If it’s fully mechanical keys or nothing for you, you’ll want the Orbweaver Chroma. Otherwise, continue on to the rest of the features.
The Orbweaver has 30 programmable keys, and the Tartarus V2 has 32.
The discontinued Tartarus V1 had only 25, so either is a step up.
The difference between 30 and 32 keys comes down to the added scroll wheel on the Tartarus V2.
It takes the place of one standard key, and can be given three functions – scroll up, scroll down, and press.
I find the extra scroll wheel is most helpful for zooming or scrolling through inventory items.
The thumb pads are different as well.
The Tartarus V2 gives you two options. It has a joystick cap for the thumb. This can be removed to expose a d-pad, similar to what you’d find on a console controller.
The Orbweaver has a hat button, also 8-way. I find it’s more wobbly and less precise than the Tartarus’s options. It’s best to program it for 2 or 4 functions so you don’t misclick.
One more thing on keys – there is also a model called the Tartarus Pro. About the only difference between the Tartarus Pro and V2 is that the pro has analog keys.
Analog keys respond to different levels of pressure from your fingers. The only good use I can think of is for analog keys is the throttle on racing games. But, you’re better off using a wheel and pedals if you’re serious about those.
I’d recommend most people skip over the Tartarus Pro and stick to comparing the Orbweaver Chroma and Tartarus V2 gaming keypads.
Shape and Adjustment
One big disclaimer on the shape – these keypads are for your left hand only.
Lefties who use their mice left-handed will need to look elsewhere.
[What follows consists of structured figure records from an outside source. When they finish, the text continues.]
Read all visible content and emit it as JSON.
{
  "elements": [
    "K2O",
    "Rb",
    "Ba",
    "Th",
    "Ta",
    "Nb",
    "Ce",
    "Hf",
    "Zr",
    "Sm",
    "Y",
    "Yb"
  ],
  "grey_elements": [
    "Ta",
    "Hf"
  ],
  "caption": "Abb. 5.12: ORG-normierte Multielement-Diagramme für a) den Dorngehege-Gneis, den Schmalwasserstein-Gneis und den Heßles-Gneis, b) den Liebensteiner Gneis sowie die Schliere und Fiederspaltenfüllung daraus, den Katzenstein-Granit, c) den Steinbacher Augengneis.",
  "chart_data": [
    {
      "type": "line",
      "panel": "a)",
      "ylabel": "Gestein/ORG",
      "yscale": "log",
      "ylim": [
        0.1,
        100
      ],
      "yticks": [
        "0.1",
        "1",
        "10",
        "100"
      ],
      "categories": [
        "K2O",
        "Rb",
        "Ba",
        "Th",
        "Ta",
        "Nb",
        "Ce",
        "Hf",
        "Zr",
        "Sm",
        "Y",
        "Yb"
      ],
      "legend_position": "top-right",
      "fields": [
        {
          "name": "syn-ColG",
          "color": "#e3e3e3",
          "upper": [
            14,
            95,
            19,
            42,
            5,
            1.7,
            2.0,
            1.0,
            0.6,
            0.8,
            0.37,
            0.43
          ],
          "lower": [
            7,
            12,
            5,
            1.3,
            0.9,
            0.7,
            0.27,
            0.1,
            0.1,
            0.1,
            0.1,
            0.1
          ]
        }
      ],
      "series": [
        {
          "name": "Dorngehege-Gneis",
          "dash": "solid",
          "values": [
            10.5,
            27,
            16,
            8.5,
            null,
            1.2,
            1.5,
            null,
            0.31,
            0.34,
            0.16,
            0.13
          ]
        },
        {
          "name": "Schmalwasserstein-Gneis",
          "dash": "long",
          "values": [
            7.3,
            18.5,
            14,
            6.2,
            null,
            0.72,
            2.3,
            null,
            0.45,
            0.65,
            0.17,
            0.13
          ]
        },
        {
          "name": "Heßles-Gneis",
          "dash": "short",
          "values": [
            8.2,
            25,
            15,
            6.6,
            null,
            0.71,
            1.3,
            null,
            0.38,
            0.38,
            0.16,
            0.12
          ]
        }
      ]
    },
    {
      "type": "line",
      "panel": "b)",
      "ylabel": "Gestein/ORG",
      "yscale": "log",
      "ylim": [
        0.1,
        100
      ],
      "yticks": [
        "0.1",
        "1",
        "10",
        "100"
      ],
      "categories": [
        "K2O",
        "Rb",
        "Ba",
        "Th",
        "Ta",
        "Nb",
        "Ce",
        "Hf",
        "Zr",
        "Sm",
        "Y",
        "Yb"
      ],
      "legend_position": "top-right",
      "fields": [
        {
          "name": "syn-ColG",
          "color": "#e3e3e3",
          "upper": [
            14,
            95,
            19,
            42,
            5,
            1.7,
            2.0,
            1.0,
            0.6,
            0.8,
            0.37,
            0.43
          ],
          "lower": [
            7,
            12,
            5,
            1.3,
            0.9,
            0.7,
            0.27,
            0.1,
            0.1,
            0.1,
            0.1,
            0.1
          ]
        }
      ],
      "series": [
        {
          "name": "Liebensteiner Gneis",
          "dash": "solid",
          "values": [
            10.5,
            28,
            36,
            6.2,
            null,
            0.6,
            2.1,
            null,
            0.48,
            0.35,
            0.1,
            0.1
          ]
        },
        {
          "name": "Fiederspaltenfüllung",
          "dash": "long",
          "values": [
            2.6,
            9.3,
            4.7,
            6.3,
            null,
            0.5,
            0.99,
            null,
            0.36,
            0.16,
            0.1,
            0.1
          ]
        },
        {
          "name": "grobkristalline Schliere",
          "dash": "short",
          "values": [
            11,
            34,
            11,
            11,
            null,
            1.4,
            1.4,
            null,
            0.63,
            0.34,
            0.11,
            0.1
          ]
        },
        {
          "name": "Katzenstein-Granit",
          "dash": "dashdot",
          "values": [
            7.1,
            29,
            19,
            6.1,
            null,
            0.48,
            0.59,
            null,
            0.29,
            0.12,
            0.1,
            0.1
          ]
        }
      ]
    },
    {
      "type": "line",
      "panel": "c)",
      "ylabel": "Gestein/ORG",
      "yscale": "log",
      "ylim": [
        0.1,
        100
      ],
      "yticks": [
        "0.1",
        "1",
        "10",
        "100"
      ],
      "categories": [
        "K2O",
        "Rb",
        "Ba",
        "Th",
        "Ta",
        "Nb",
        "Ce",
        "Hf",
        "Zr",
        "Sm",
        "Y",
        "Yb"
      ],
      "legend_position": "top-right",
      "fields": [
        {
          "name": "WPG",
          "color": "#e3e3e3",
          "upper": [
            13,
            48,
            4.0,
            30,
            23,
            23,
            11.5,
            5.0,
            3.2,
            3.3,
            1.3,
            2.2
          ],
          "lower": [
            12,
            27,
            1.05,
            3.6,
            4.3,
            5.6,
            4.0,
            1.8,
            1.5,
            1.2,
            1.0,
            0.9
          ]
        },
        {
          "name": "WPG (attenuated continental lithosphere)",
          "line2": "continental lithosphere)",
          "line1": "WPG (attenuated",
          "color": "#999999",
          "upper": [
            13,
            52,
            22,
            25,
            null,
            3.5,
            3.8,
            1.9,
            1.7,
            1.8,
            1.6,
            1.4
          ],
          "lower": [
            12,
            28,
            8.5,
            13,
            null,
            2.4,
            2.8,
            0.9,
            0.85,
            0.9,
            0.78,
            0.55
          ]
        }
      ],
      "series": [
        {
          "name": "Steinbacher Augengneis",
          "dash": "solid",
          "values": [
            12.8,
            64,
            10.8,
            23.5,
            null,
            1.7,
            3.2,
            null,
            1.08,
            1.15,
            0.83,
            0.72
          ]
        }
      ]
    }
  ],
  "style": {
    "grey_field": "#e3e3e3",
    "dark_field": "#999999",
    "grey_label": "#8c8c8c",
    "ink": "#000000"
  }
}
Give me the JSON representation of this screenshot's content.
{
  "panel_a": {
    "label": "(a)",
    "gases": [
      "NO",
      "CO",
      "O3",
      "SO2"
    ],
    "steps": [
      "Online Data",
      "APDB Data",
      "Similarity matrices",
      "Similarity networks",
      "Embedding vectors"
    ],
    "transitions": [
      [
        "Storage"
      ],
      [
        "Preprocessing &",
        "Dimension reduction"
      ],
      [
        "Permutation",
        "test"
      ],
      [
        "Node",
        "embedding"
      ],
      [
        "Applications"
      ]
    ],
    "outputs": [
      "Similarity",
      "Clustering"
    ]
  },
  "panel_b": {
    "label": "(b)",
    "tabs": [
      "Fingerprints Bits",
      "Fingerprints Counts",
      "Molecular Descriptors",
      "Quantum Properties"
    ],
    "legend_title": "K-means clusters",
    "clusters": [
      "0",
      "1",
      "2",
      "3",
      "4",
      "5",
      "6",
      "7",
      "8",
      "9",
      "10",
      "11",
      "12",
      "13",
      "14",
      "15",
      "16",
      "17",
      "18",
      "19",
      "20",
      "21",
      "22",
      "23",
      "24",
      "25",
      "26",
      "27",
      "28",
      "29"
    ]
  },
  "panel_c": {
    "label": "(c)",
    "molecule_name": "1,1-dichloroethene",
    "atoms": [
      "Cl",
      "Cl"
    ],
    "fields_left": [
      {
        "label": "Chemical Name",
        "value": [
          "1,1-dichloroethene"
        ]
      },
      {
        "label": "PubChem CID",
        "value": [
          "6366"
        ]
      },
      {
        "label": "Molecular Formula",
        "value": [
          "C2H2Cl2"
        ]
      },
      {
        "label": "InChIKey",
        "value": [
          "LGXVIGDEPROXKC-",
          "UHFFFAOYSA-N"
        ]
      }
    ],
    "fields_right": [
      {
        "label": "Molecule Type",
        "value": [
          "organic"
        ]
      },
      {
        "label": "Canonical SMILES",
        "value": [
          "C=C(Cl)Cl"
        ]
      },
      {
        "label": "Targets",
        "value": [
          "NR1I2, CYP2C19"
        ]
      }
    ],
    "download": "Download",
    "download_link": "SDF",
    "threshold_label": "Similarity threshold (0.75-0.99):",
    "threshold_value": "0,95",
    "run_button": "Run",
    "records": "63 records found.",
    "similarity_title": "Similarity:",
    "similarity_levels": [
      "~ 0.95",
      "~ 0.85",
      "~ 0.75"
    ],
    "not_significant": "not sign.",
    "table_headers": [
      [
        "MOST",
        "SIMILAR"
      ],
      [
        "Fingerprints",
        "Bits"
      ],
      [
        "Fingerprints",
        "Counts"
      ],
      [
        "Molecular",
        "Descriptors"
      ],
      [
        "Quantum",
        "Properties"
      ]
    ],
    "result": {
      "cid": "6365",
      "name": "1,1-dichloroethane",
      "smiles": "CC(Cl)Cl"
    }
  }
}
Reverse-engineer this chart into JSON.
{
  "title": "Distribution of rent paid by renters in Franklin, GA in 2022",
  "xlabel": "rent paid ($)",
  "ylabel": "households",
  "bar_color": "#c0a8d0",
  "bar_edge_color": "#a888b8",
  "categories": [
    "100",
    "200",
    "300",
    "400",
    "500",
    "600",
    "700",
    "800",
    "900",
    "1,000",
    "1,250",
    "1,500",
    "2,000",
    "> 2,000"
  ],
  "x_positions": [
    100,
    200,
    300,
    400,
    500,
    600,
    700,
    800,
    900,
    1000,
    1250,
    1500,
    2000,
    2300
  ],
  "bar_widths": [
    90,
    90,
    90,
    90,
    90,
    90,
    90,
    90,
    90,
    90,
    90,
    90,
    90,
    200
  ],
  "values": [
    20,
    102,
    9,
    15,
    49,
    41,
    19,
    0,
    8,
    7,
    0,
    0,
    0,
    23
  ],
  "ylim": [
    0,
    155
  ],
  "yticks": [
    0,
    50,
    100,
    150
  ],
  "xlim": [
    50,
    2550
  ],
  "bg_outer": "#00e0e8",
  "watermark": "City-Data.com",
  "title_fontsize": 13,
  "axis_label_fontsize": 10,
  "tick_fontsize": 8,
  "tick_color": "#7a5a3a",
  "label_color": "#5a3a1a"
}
Seems the only options are off-brand keypads.
That said, Razer’s stuff is quite comfortable for left-handed use – more so than a typical keyboard.
The Orbweaver offers a lot more adjustment than the Tartarus.
This makes the Orbweaver a better choice if you have especially long or short fingers.
On the Orbweaver Chroma, you can do the following:
- Slide wrist rest forward or back
- Tilt the angle of the palm rest
- Slide the thumb buttons closer or further away
On the Tartarus, you only get one level of adjustment. The hand rest can be pulled off and repositioned. Forward position for shorter hands, back position for longer hands.
Both models come with a 2-year warranty, which is pretty good compared to the 1-year warranty many peripherals come with.
Typically, it’s about $30 less on Amazon.
Overall, the Tartarus is a better value.
It largely has the same features – with the exception of mechanical keys and some additional adjustment.
The Mecha-Mechanical keys on the Tartarus V2 are surprisingly good. The addition of the scroll wheel is nice. The thumb pad gives you more options and is more precise.
Top that off with a lower price, and the Tartarus V2 looks like the better way to go for most people.
Should anybody go with the Orbweaver Chroma instead?
If you have short or very long fingers and value comfort, yes, you should opt for the Orbweaver. It’s far more adjustable.
Or, if you’re dead-set on fully mechanical keys, the Orbweaver is the one to buy.
Otherwise, save some money. I think you’d be quite pleased with choosing the Tartarus V2 instead.